Necessity being the mother of invention, Smith has already figured out an inexpensive way to produce patterns on the system. The system permits her to print a pattern in pieces at actual size. Those pieces can be configured at the foreign factory where patterns could be produced from them.

Gillman cut the size of its capital investment in CAD without cutting corners on quality. Both the company’s CAD worksations were purchased from Cadtex, but the second employs a portable computer that can connect with the other full workstation when output is desired.

“We didn’t have to buy two full systems,” Gillman’s Smith said. “The second is a portable that can plug into the main system. With a little bit of inconvenience, we can get two people up and running. And we didn’t want both of our desingers to have to share a single system.”

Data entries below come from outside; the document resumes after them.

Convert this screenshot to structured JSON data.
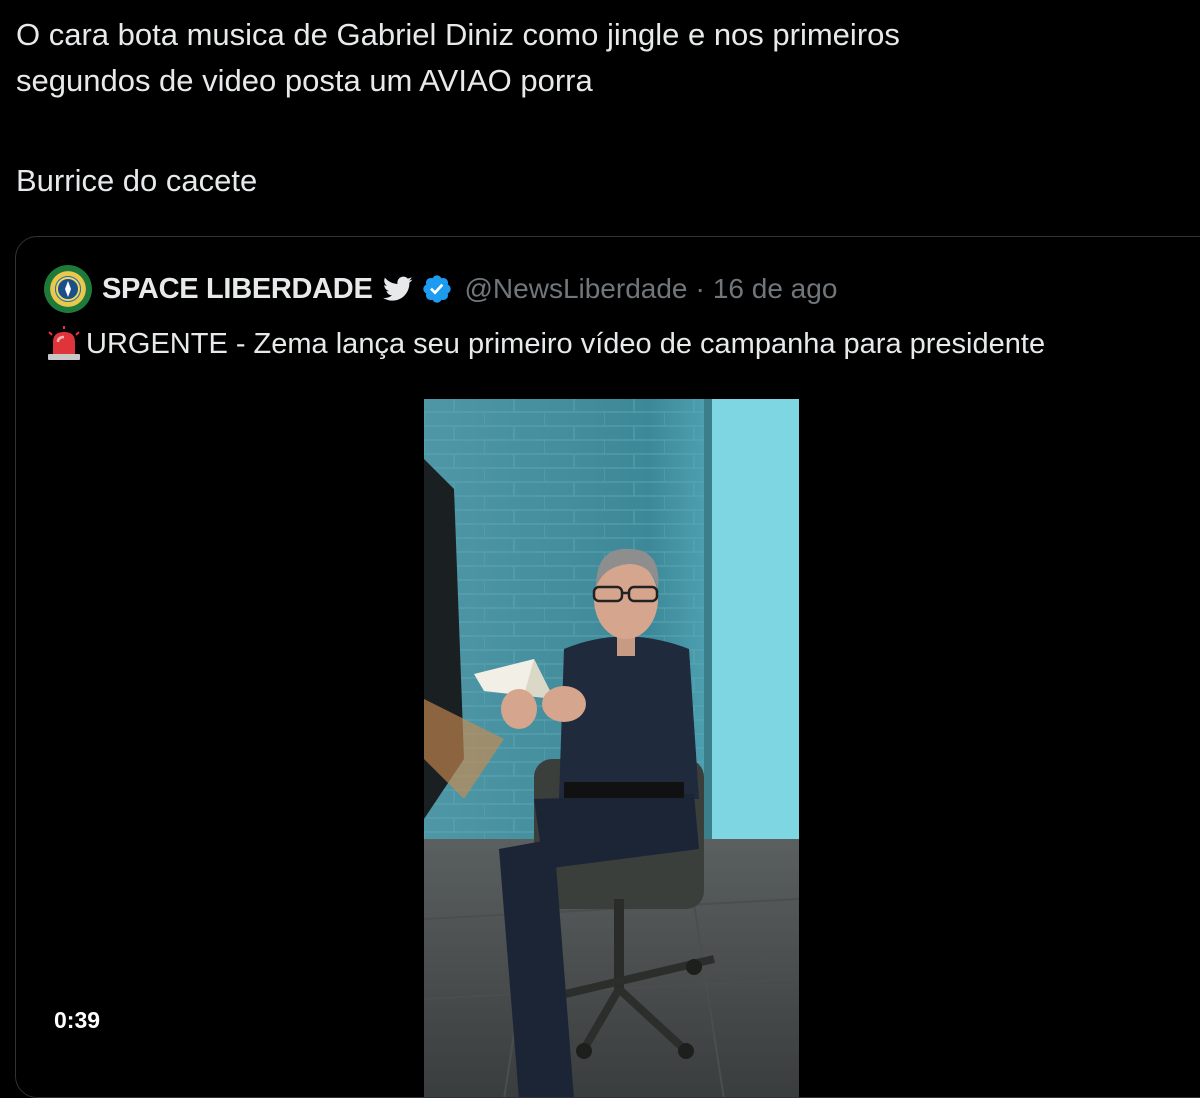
{
  "tweet": {
    "text_line1": "O cara bota musica de Gabriel Diniz como jingle e nos primeiros",
    "text_line2": "segundos de video posta um AVIAO porra",
    "text_line3": "Burrice do cacete"
  },
  "quoted_tweet": {
    "display_name": "SPACE LIBERDADE",
    "handle": "@NewsLiberdade",
    "separator": "·",
    "date": "16 de ago",
    "text": "URGENTE - Zema lança seu primeiro vídeo de campanha para presidente",
    "icons": [
      "bird-icon",
      "verified-icon",
      "siren-icon"
    ],
    "media": {
      "type": "video",
      "duration": "0:39"
    }
  },
  "colors": {
    "background": "#000000",
    "text_primary": "#e7e9ea",
    "text_secondary": "#71767b",
    "verified_blue": "#1d9bf0",
    "card_border": "#2f3336"
  }
}
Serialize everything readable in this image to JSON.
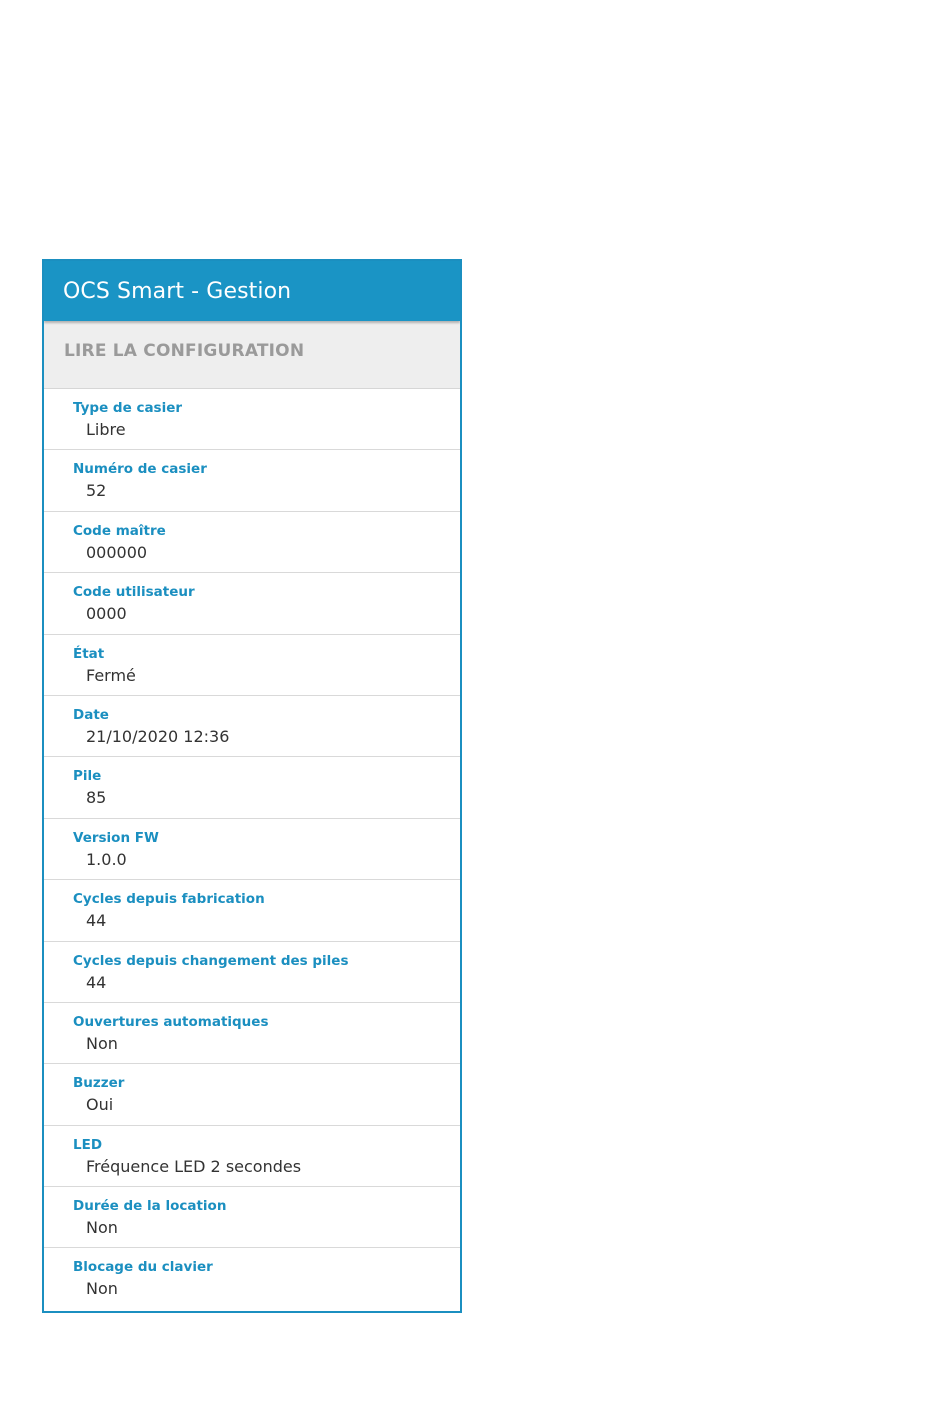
{
  "app": {
    "title": "OCS Smart - Gestion"
  },
  "section": {
    "title": "LIRE LA CONFIGURATION"
  },
  "config": [
    {
      "label": "Type de casier",
      "value": "Libre"
    },
    {
      "label": "Numéro de casier",
      "value": "52"
    },
    {
      "label": "Code maître",
      "value": "000000"
    },
    {
      "label": "Code utilisateur",
      "value": "0000"
    },
    {
      "label": "État",
      "value": "Fermé"
    },
    {
      "label": "Date",
      "value": "21/10/2020 12:36"
    },
    {
      "label": "Pile",
      "value": "85"
    },
    {
      "label": "Version FW",
      "value": "1.0.0"
    },
    {
      "label": "Cycles depuis fabrication",
      "value": "44"
    },
    {
      "label": "Cycles depuis changement des piles",
      "value": "44"
    },
    {
      "label": "Ouvertures automatiques",
      "value": "Non"
    },
    {
      "label": "Buzzer",
      "value": "Oui"
    },
    {
      "label": "LED",
      "value": "Fréquence LED 2 secondes"
    },
    {
      "label": "Durée de la location",
      "value": "Non"
    },
    {
      "label": "Blocage du clavier",
      "value": "Non"
    }
  ],
  "colors": {
    "appbar": "#1a94c5",
    "label": "#1b8fc0",
    "section_header_bg": "#eeeeee",
    "section_header_text": "#9a9a9a"
  }
}
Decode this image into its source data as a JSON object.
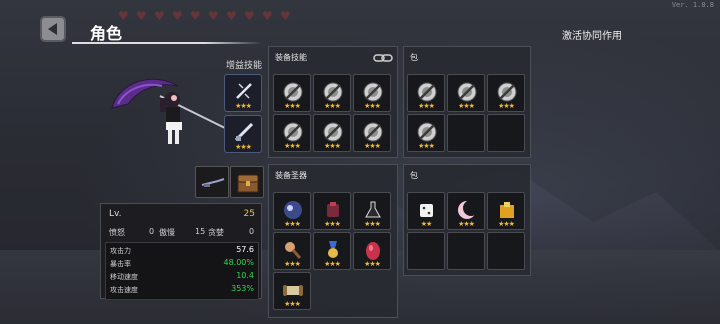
{
  "window": {
    "version": "Ver. 1.0.8"
  },
  "header": {
    "title": "角色",
    "synergy_label": "激活协同作用"
  },
  "buffs": {
    "label": "增益技能",
    "slots": [
      {
        "icon": "sword-slash-icon",
        "stars": "★★★"
      },
      {
        "icon": "sword-strike-icon",
        "stars": "★★★"
      }
    ]
  },
  "character": {
    "name_icon": "scythe-maid-character"
  },
  "weapons": [
    {
      "icon": "rifle-icon"
    },
    {
      "icon": "treasure-chest-icon"
    }
  ],
  "stats": {
    "lv_label": "Lv.",
    "lv_value": "25",
    "rage_label": "愤怒",
    "rage_value": "0",
    "pride_label": "傲慢",
    "pride_value": "15",
    "greed_label": "贪婪",
    "greed_value": "0",
    "rows": [
      {
        "label": "攻击力",
        "value": "57.6",
        "color": "#ffffff"
      },
      {
        "label": "暴击率",
        "value": "48.00%",
        "color": "#39d353"
      },
      {
        "label": "移动速度",
        "value": "10.4",
        "color": "#39d353"
      },
      {
        "label": "攻击速度",
        "value": "353%",
        "color": "#39d353"
      }
    ]
  },
  "equip_skills": {
    "title": "装备技能",
    "slots": [
      {
        "icon": "locked-skill-icon",
        "stars": "★★★"
      },
      {
        "icon": "locked-skill-icon",
        "stars": "★★★"
      },
      {
        "icon": "locked-skill-icon",
        "stars": "★★★"
      },
      {
        "icon": "locked-skill-icon",
        "stars": "★★★"
      },
      {
        "icon": "locked-skill-icon",
        "stars": "★★★"
      },
      {
        "icon": "locked-skill-icon",
        "stars": "★★★"
      }
    ]
  },
  "bag_top": {
    "title": "包",
    "slots": [
      {
        "icon": "locked-skill-icon",
        "stars": "★★★"
      },
      {
        "icon": "locked-skill-icon",
        "stars": "★★★"
      },
      {
        "icon": "locked-skill-icon",
        "stars": "★★★"
      },
      {
        "icon": "locked-skill-icon",
        "stars": "★★★"
      },
      {
        "icon": "",
        "stars": ""
      },
      {
        "icon": "",
        "stars": ""
      }
    ]
  },
  "equip_relics": {
    "title": "装备圣器",
    "slots": [
      {
        "icon": "moon-orb-icon",
        "stars": "★★★"
      },
      {
        "icon": "armor-relic-icon",
        "stars": "★★★"
      },
      {
        "icon": "flask-relic-icon",
        "stars": "★★★"
      },
      {
        "icon": "microphone-relic-icon",
        "stars": "★★★"
      },
      {
        "icon": "medal-relic-icon",
        "stars": "★★★"
      },
      {
        "icon": "egg-relic-icon",
        "stars": "★★★"
      },
      {
        "icon": "scroll-relic-icon",
        "stars": "★★★"
      }
    ]
  },
  "bag_bottom": {
    "title": "包",
    "slots": [
      {
        "icon": "dice-relic-icon",
        "stars": "★★"
      },
      {
        "icon": "crescent-relic-icon",
        "stars": "★★★"
      },
      {
        "icon": "box-relic-icon",
        "stars": "★★★"
      },
      {
        "icon": "",
        "stars": ""
      },
      {
        "icon": "",
        "stars": ""
      },
      {
        "icon": "",
        "stars": ""
      }
    ]
  },
  "colors": {
    "star": "#f2b632",
    "panel": "#2a2c34",
    "buff_border": "#4b5a7a"
  }
}
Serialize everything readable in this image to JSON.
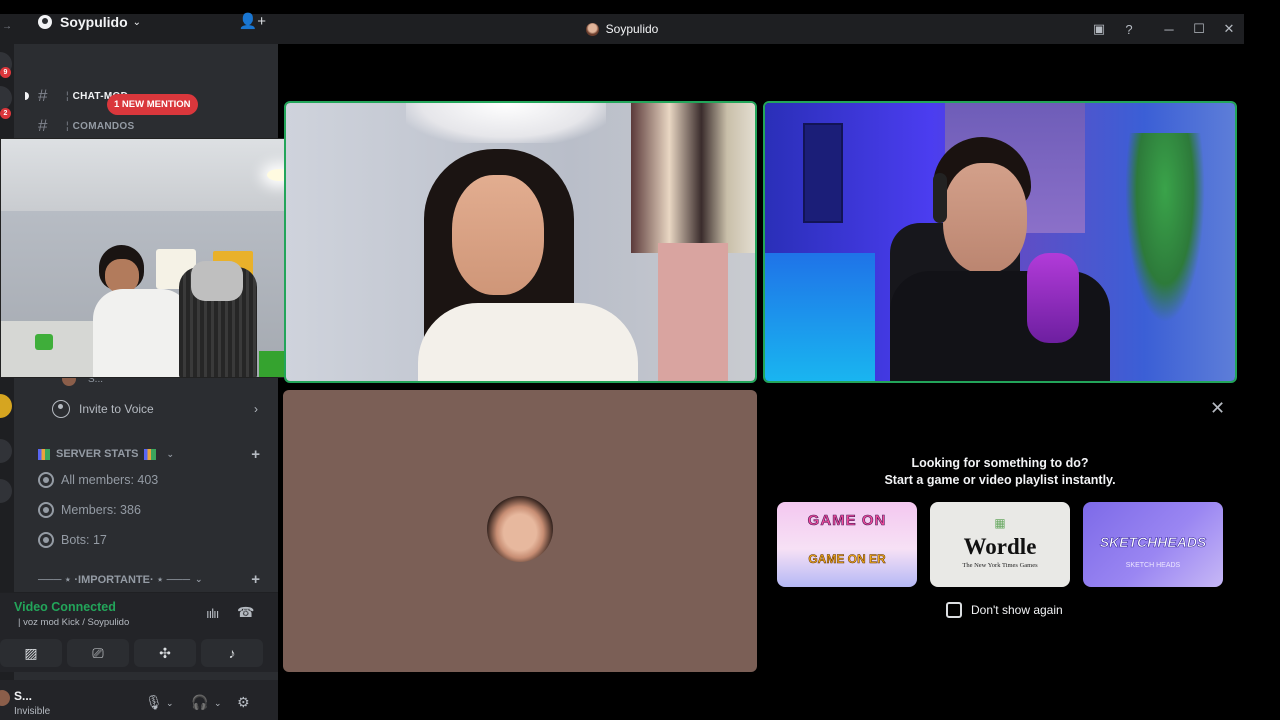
{
  "window": {
    "title": "Soypulido",
    "controls": [
      "inbox-icon",
      "help-icon",
      "minimize-icon",
      "maximize-icon",
      "close-icon"
    ]
  },
  "rail": {
    "badges": [
      "9",
      "2"
    ]
  },
  "server": {
    "name": "Soypulido"
  },
  "channels": [
    {
      "name": "CHAT-MOD",
      "unread": true
    },
    {
      "name": "COMANDOS",
      "unread": false
    }
  ],
  "mention_badge": "1 NEW MENTION",
  "voice_channel": {
    "user_label": "S...",
    "invite_label": "Invite to Voice"
  },
  "categories": {
    "server_stats": "SERVER STATS",
    "importante": "─── ⋆ ·IMPORTANTE· ⋆ ───"
  },
  "stats": [
    {
      "label": "All members: 403"
    },
    {
      "label": "Members: 386"
    },
    {
      "label": "Bots: 17"
    }
  ],
  "voice_panel": {
    "status": "Video Connected",
    "channel": "| voz mod Kick / Soypulido"
  },
  "user_panel": {
    "name": "S...",
    "status": "Invisible"
  },
  "activity": {
    "heading_line1": "Looking for something to do?",
    "heading_line2": "Start a game or video playlist instantly.",
    "cards": [
      {
        "title": "GAME ON",
        "sub": "GAME ON ER"
      },
      {
        "title": "Wordle",
        "sub": "The New York Times Games"
      },
      {
        "title": "SKETCHHEADS",
        "sub": "SKETCH HEADS"
      }
    ],
    "dont_show": "Don't show again"
  },
  "colors": {
    "speaking": "#23a55a",
    "mention": "#da373c",
    "connected": "#23a55a"
  }
}
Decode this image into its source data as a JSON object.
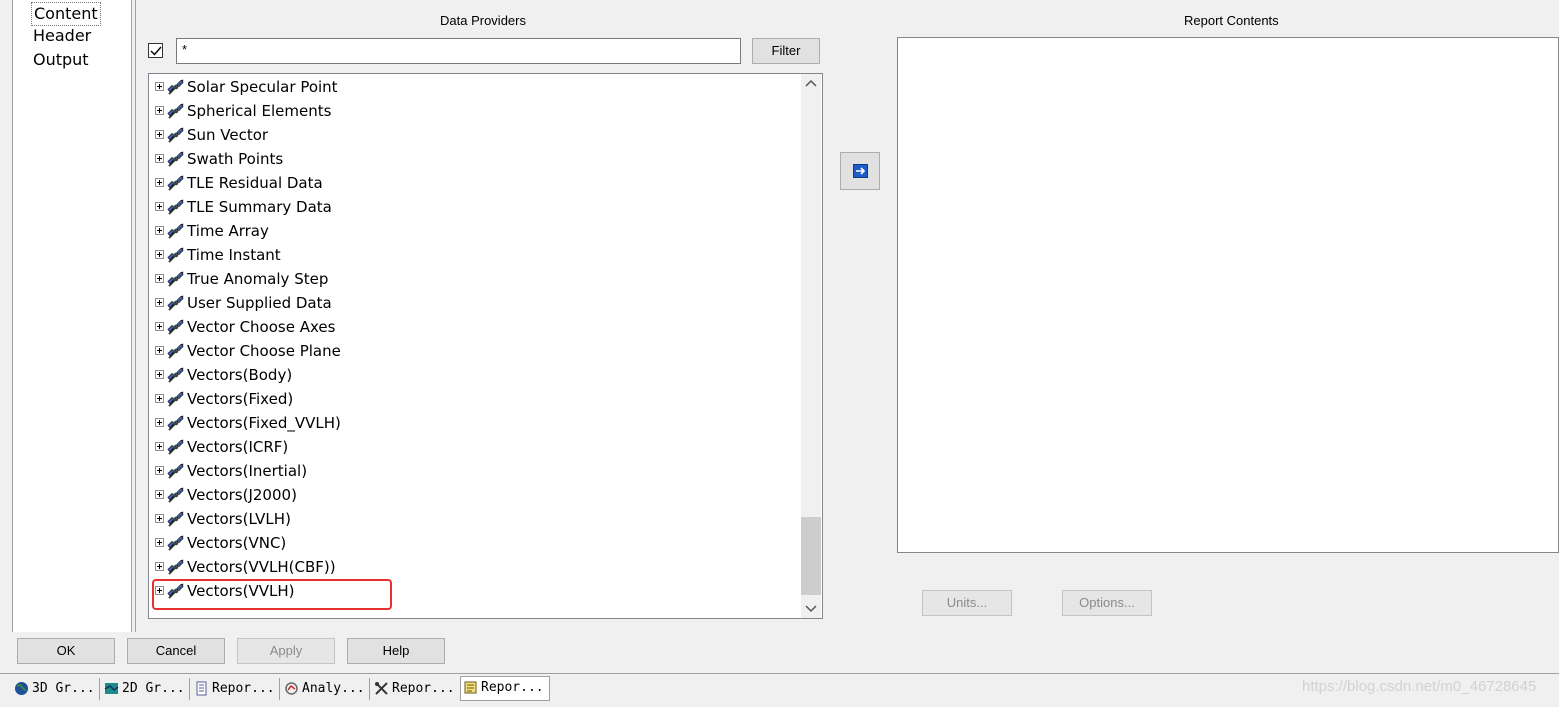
{
  "nav": {
    "items": [
      "Content",
      "Header",
      "Output"
    ]
  },
  "data_providers": {
    "heading": "Data Providers",
    "filter_value": "*",
    "filter_button": "Filter",
    "items": [
      "Solar Specular Point",
      "Spherical Elements",
      "Sun Vector",
      "Swath Points",
      "TLE Residual Data",
      "TLE Summary Data",
      "Time Array",
      "Time Instant",
      "True Anomaly Step",
      "User Supplied Data",
      "Vector Choose Axes",
      "Vector Choose Plane",
      "Vectors(Body)",
      "Vectors(Fixed)",
      "Vectors(Fixed_VVLH)",
      "Vectors(ICRF)",
      "Vectors(Inertial)",
      "Vectors(J2000)",
      "Vectors(LVLH)",
      "Vectors(VNC)",
      "Vectors(VVLH(CBF))",
      "Vectors(VVLH)"
    ],
    "item_icon": "satellite-icon",
    "highlighted_item": "Vectors(VVLH)",
    "highlight_color": "#e8312f"
  },
  "report_contents": {
    "heading": "Report Contents",
    "units_button": "Units...",
    "options_button": "Options..."
  },
  "footer": {
    "ok": "OK",
    "cancel": "Cancel",
    "apply": "Apply",
    "help": "Help"
  },
  "taskbar": {
    "tabs": [
      {
        "label": "3D Gr...",
        "icon": "globe-icon"
      },
      {
        "label": "2D Gr...",
        "icon": "map-icon"
      },
      {
        "label": "Repor...",
        "icon": "report-icon"
      },
      {
        "label": "Analy...",
        "icon": "analysis-icon"
      },
      {
        "label": "Repor...",
        "icon": "tools-icon"
      },
      {
        "label": "Repor...",
        "icon": "report-notepad-icon"
      }
    ]
  },
  "watermark": "https://blog.csdn.net/m0_46728645"
}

The company also saved money by purchasing a multifunction copier. The Canon unit functions as a color copier, a printer and a scanner. Smith said she did her homework before committing to both software and hardware.

“I shopped a lot of years,” she said. “We started looking at CAD systems five years ago, but the machines were too slow and there were no portables then.

She admitted, however, that “some of the wait was because I wasn’t ready.

“You have to be doing a lot of original designs to justify the investment.” She said Gillman could have shaved 20 percent off the cost of its CAD system by purchasing the necessary hardware on its own. The company decided otherwise because it wanted to have the security of going to Cadtex for support if there were problems with either the hardware or the software.

“Cadtex gives you the option to buy your own equipment and will even tell you what you need to get, but I wanted less hassels,” Smith explained. “If there’s a problem, I want to be able to go one place for answers.”

“If you’re a small company, it’s better to pay the price and get it right the first time,” Major Motion’s Wilson said. “I have an extensive computer background, but I still felt uncomfortable going out and configuring a system myself. Gerber Garment Technologies and Lectra Systems have very good software.”

Like many purchasers of custom systems, Major Motion purchased a maintenance contract on its combination CAD/CAM system — a cost Wilson’s willing to swallow.

“My maintenance agreement costs me 16,000 a year, and I don’t like that, but it’s an insurance policy on my cutters. You’re paying to be first on the list if there’s a problem with the system. And I know that if my system goes down, manufacuturing will slow down.”

Maintenance contracts also en-sure users software upgrades as the technology improves and glitches are worked out of the software.

Despite the security of purchasing custom systems, Imagine That’s Ross is full of pointers for independent designers and small manufacturers who choose to get into CAD without vendor hand holding.

“Users are paying a very high price for not wanting to go out and configure a system themselves,” she said. “If you are only doing cut and sew, then there’s no need to go out and purchase a custom system.

“You want to get the fastest processor you can buy — at least a 486 — because graphics take a long time to be drawn on the screen,” she said.

Ross also suggest a central processing unit with at least eight and ideally 16 megabytes of RAM. “That will let you run more software applications at one time,” she explained.

Ross said users can also save money by purchasing a color ink-jet printer rather than a laser unit. She said the ink-jet is sufficient for proofing designs and added that users can go to service bureaus like Kinko’s Copiers to produce high-resolution prints for presentations.

She stressed, however, that users should run a color test on the service bureau’s printer because values will likely vary from those they see on the proofs they produce in house and on the computer screen itself.

“The color issue is a universal frustration,” Ross said. “What you see on the screen is not what you’re going to get.”